Thursday, 12 February 2026 03:14 -     - {{hitsCtrl.values.hits}}

  • Says as climate-vulnerable island, Sri Lanka relies heavily on women across agriculture, fisheries and food security sectors
  • LIIN, IIX forge partnership to scale gender-climate capital at inaugural LIIS 2026
  • Announces Sri Lanka will host next global Orange Forum in October, bringing international investors to Colombo
  • States IIX mobilises over $ 150 m and launches seven Orange Bonds listed on major exchanges; Orange Movement™, IIX target mobilising $ 100 b by 2030 to impact 100 m women globally

By Charumini de Silva

Angela Ng

– Pic by Ruwan Walpola

Sri Lanka is ready to catalyse the next wave of impact investment by aligning gender inclusion with climate resilience, said Singapore-based Impact Investment Exchange (IIX) Chief Operating Officer Angela Ng yesterday.

Addressing stakeholders at the first-ever Lanka Impact Investment Summit (LIIS) 2026 in Colombo, she said the two-day discussions signalled a turning point in the country’s sustainable finance journey.

“The Summit sends a very strong signal that Sri Lanka is ready to shape its economic future with the right intention,” she said, noting that policymakers, investors, and entrepreneurs were now “a step closer to bringing this vision to life.”

Highlighting Sri Lanka’s context as a climate-vulnerable island nation, Ng noted that women play a critical role across agriculture, fisheries, and other sectors vital to food security and climate adaptation, yet remain underrepresented in access to capital.

“Women make up more than half of the population, yet remain severely underrepresented,” she said, adding that they are central to industries that drive national resilience, particularly in the face of floods, extreme weather, and pressures on the blue economy.

She pointed out that gender equality and climate resilience must be addressed together. “We cannot talk about the Orange Movement, which is Sustainable Development Goal (SDG) 5, without talking about green or blue. Gender equality and climate resilience are not conversations we can have separately. They are interlinked,” she explained.

Ng stressed that the key challenge facing Sri Lanka is not the availability of capital, but how it is mobilised. “The question is not whether capital exists—because it does. The question is how we are really catalysing it forward,” she said.

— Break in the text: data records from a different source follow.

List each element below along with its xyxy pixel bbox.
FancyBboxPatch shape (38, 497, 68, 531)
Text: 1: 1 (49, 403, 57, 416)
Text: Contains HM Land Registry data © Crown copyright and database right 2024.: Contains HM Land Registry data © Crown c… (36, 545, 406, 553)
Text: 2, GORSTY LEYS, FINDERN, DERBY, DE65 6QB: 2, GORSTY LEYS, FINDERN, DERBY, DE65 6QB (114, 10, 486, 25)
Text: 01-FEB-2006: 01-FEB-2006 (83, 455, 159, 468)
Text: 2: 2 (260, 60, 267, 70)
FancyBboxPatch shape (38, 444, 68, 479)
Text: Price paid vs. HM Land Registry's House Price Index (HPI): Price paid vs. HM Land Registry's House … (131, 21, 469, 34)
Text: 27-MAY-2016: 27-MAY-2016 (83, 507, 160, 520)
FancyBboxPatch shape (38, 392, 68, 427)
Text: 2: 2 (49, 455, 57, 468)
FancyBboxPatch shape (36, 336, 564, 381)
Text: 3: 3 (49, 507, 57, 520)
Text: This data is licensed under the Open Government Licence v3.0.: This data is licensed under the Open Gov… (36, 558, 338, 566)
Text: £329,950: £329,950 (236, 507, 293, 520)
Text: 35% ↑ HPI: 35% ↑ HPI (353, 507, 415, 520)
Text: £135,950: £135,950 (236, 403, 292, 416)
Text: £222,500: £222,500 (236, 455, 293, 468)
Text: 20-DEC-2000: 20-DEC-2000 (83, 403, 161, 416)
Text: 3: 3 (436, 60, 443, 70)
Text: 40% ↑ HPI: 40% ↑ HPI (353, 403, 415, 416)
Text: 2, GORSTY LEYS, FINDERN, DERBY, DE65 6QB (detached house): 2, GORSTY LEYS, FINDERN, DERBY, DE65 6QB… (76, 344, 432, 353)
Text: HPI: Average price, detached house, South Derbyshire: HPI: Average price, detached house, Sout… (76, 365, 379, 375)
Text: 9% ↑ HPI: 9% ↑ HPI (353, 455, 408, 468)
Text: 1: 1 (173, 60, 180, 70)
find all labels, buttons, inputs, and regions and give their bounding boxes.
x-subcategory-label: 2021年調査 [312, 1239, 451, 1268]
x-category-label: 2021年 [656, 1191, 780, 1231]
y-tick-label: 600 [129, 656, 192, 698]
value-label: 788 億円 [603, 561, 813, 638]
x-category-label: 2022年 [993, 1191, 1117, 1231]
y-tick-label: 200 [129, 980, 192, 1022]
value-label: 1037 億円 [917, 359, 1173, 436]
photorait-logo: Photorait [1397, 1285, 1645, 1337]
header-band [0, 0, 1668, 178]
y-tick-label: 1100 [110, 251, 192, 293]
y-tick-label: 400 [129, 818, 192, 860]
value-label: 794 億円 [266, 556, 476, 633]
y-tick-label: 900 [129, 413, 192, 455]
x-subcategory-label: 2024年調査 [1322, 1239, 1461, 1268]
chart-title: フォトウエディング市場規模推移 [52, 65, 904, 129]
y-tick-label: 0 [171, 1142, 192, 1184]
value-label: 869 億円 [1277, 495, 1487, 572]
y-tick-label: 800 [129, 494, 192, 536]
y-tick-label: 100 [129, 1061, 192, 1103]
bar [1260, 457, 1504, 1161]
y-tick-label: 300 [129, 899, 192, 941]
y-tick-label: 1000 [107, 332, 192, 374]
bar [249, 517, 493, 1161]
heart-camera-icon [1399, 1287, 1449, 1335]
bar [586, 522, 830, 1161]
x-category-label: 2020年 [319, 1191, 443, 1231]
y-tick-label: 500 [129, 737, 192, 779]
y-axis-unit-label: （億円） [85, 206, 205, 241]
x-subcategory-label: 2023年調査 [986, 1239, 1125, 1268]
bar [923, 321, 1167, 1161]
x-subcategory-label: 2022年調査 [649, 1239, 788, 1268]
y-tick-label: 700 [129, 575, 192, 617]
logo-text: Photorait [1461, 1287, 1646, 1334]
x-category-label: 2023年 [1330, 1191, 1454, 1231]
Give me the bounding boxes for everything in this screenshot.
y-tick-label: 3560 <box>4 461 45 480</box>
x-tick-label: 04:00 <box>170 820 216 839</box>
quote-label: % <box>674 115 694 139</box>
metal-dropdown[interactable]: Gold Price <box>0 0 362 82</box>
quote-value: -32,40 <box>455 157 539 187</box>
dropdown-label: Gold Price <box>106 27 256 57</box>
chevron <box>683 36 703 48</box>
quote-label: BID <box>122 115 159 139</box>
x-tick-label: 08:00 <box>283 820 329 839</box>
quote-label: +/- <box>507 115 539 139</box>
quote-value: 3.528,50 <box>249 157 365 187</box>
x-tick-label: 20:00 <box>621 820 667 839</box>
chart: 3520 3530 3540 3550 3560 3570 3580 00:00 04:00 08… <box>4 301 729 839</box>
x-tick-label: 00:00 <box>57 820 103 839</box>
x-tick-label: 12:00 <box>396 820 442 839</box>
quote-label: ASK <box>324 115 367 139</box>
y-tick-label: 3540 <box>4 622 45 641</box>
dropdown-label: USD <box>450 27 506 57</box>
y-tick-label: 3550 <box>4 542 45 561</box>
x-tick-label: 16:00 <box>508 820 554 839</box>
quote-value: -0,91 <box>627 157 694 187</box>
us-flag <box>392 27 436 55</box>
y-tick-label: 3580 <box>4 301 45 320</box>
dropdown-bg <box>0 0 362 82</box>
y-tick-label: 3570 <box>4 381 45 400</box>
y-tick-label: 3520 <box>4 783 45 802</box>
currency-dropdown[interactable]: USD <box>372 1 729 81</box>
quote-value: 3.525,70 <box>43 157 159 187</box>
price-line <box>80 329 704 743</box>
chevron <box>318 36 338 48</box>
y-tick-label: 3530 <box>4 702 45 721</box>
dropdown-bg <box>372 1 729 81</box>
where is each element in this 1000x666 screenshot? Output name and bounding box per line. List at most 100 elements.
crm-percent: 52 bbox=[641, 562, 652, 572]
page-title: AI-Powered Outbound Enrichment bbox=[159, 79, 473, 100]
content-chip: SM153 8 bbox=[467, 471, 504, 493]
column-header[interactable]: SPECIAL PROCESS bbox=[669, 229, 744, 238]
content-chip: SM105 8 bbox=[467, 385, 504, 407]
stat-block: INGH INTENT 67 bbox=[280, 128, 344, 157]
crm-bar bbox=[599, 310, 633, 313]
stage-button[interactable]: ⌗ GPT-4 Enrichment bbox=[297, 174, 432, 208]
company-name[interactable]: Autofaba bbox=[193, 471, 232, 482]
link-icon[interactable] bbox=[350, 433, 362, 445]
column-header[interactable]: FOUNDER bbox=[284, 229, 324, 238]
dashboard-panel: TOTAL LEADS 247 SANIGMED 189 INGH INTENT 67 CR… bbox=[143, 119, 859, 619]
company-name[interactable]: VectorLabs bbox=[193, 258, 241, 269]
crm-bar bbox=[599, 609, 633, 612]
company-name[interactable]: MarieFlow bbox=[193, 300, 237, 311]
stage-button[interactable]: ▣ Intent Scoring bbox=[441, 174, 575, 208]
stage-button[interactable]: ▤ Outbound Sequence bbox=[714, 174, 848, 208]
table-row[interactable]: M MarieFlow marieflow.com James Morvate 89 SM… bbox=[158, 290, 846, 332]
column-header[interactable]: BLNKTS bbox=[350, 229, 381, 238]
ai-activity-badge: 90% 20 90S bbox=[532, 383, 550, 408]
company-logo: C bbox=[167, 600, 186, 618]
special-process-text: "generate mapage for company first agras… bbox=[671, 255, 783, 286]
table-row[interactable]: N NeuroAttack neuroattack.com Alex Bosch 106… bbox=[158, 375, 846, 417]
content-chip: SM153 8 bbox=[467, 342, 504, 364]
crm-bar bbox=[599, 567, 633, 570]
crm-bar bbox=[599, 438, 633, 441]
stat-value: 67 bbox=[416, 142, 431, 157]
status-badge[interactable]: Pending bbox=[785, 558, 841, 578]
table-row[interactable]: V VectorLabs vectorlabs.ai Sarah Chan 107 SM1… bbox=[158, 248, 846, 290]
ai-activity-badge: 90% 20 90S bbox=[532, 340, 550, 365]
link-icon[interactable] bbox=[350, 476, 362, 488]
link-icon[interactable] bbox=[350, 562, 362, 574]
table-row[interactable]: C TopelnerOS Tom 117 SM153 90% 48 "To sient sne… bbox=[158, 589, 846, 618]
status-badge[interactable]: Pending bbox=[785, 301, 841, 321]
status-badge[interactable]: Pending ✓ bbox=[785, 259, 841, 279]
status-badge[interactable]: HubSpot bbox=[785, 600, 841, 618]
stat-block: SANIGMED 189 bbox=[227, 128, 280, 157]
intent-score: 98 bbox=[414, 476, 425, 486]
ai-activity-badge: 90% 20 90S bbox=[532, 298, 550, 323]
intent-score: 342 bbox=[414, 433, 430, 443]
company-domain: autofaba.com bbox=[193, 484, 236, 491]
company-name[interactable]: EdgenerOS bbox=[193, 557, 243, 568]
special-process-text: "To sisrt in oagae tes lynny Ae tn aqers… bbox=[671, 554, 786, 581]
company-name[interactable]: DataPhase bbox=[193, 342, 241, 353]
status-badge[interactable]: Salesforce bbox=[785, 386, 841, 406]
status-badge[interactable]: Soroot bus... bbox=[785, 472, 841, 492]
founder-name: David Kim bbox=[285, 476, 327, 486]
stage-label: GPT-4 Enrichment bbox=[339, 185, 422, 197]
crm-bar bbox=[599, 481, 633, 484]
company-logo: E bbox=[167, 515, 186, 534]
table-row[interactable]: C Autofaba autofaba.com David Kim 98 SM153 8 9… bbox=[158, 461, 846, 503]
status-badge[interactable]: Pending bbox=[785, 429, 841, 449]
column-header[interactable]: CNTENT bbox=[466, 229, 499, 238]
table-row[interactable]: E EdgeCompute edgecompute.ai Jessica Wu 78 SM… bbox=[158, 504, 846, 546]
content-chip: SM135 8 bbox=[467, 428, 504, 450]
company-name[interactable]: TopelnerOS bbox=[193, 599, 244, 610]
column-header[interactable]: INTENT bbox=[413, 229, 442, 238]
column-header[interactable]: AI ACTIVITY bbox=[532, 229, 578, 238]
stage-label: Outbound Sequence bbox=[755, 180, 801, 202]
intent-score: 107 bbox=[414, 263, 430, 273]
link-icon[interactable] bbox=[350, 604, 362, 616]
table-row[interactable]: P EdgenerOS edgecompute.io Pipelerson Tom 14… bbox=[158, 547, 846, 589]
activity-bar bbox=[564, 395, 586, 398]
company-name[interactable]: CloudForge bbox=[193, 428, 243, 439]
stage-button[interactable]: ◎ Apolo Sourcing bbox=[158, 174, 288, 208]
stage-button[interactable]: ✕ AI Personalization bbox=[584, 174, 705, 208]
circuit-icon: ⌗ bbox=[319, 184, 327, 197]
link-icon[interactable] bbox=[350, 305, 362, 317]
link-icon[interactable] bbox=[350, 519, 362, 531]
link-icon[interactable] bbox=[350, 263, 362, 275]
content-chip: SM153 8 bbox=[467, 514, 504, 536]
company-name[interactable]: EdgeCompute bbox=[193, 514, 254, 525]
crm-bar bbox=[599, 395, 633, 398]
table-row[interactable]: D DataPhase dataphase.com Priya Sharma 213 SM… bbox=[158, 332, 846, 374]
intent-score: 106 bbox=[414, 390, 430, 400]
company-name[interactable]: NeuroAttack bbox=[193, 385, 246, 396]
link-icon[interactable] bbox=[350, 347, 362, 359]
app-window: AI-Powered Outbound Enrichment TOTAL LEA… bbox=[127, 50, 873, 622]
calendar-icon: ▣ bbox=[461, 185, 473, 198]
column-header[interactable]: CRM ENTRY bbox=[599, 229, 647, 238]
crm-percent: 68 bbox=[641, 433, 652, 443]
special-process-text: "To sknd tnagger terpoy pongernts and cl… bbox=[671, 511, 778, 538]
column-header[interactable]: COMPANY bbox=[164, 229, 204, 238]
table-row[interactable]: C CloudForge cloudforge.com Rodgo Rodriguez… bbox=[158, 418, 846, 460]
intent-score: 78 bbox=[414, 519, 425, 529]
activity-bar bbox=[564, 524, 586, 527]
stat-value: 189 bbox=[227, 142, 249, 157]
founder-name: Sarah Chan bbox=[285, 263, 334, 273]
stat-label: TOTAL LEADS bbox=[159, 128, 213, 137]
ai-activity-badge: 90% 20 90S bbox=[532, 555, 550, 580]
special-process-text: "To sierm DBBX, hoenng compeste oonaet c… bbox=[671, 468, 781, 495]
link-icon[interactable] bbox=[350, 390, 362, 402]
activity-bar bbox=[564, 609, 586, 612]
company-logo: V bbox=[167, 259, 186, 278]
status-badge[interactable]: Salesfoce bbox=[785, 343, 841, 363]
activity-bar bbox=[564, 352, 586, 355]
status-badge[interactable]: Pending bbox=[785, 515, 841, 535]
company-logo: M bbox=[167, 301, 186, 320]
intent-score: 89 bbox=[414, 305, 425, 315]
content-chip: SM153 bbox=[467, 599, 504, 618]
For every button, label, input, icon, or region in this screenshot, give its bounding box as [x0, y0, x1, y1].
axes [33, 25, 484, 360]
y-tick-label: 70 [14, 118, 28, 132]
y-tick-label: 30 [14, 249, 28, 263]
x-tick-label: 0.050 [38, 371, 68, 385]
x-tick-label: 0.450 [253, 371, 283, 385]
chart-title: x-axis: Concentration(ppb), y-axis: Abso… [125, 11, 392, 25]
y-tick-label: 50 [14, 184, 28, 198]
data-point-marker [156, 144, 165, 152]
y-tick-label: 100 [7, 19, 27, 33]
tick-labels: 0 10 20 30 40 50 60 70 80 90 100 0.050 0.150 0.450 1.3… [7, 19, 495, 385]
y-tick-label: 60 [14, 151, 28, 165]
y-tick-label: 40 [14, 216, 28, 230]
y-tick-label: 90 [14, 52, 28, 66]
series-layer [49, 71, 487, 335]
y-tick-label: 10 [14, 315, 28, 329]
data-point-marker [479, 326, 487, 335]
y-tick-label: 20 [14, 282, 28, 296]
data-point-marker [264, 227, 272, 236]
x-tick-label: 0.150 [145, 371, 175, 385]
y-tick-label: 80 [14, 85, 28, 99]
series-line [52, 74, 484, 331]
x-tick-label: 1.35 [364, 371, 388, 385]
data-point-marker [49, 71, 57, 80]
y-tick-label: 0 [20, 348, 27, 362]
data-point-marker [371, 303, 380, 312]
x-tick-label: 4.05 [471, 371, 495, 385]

She said the newly signed partnership between IIX and the LIIN is aimed at strengthening Sri Lanka’s ecosystem so that “gender inclusion, climate resilience, and economic growth can move together,” particularly in rural and emerging sectors. 

She added that Sri Lanka has the potential to demonstrate how capital markets can be aligned with resilience and inclusion, positioning itself as a regional hub for South Asia.

In a further boost, Ng announced that Sri Lanka will host the next Orange Forum in October, the flagship global convening of the Orange Movement™, bringing international investors and development partners back to Colombo.

Placing Sri Lanka within a broader global framework, Ng outlined IIX’s 17-year track record in designing financial instruments that serve underserved communities, smallholder farmers, and rural entrepreneurs without deepening inequality.

Headquartered in Singapore, IIX has mobilised over $ 150 million in capital and launched seven ‘Orange Bonds’ – women-focused, tradable instruments, listed on the Singapore Exchange, as well as the world’s largest Orange Bond on the Indonesian Stock Exchange. The organisation operates across Indonesia, Vietnam, the Philippines, Cambodia, India, Sri Lanka and Bangladesh.

Under the Orange Movement™, named after SDG 5 on gender equality, IIX aims to mobilise $ 100 billion by 2030 to impact 100 million women and underserved communities globally. The next phase includes the launch of a $ 1 billion Orange Private Fund, with a targeted first close of $ 250 million and a linked $ 250 million technical assistance facility focusing on South and Southeast Asia and the Pacific.

“It is no small feat,” Ng said of the global ambition. “We need everybody in the room to see how you can play a role with us.”

As Sri Lanka seeks to accelerate economic recovery and climate adaptation, she said that the path forward requires building the economy “with women and underserved communities and making it happen together.”